In 2009 and 2010 Igudesman published his first three violin sonatas, the second of which he dedicated to virtuoso violinist Julian Rachlin and the third to violinist Viktoria Mullova. In 2009, he won third place in the Crossover Composer Award with his work The Heat of Passion.

Igudesman tours with pianist Hyung-ki Joo as the music and comedy duo Igudesman & Joo.

Igudesman is also an actor and film director. His directing debut Noseland, a feature-length mockumentary about classical musicians such as Julian Rachlin and Mischa Maisky and actors John Malkovich and Roger Moore, premiered at the Transylvanian International Film Festival in Romania in June 2012, and won "Most Entertaining Documentary" at DocMiami 2012 and has had a cinematic release in Germany.

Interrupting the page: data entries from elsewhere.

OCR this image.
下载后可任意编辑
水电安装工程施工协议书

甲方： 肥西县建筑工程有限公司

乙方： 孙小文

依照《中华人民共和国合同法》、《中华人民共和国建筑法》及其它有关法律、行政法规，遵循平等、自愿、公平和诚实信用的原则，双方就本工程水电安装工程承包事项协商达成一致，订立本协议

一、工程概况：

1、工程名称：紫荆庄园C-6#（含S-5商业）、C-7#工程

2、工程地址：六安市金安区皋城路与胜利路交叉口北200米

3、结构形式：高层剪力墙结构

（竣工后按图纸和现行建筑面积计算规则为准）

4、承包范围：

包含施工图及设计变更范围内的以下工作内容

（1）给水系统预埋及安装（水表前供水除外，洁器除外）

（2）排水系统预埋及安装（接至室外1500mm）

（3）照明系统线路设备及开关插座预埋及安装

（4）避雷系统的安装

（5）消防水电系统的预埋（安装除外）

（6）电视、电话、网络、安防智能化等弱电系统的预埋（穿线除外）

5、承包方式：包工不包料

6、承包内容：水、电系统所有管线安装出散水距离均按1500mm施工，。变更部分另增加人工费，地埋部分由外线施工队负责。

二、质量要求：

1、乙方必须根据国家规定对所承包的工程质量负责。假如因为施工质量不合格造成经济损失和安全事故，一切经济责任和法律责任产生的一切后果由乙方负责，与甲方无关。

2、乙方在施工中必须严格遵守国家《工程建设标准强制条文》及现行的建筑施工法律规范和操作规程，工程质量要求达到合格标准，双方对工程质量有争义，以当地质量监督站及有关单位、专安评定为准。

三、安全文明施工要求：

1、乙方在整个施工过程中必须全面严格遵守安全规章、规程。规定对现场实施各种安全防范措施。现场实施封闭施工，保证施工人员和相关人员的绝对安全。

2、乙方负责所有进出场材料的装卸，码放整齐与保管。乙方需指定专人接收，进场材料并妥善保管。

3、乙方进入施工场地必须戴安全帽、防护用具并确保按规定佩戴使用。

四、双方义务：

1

He is a co-founder of Music Traveler which provides an app to search and book practice rooms. Music Traveler has several notable musicians as ambassadors; Billy Joel, Hans Zimmer, John Malkovich, Sean Lennon, Adrien Brody are their chief ambassadors. Since 2017, Igudesman has been touring the world with his programme The Music Critic, in which John Malkovich plays the lead role of a music critic.

== Discography ==
- 1998: Trilogy – Triology Plays Ennio Morricone
- 1999: Trilogy – Who Killed the Viola Player?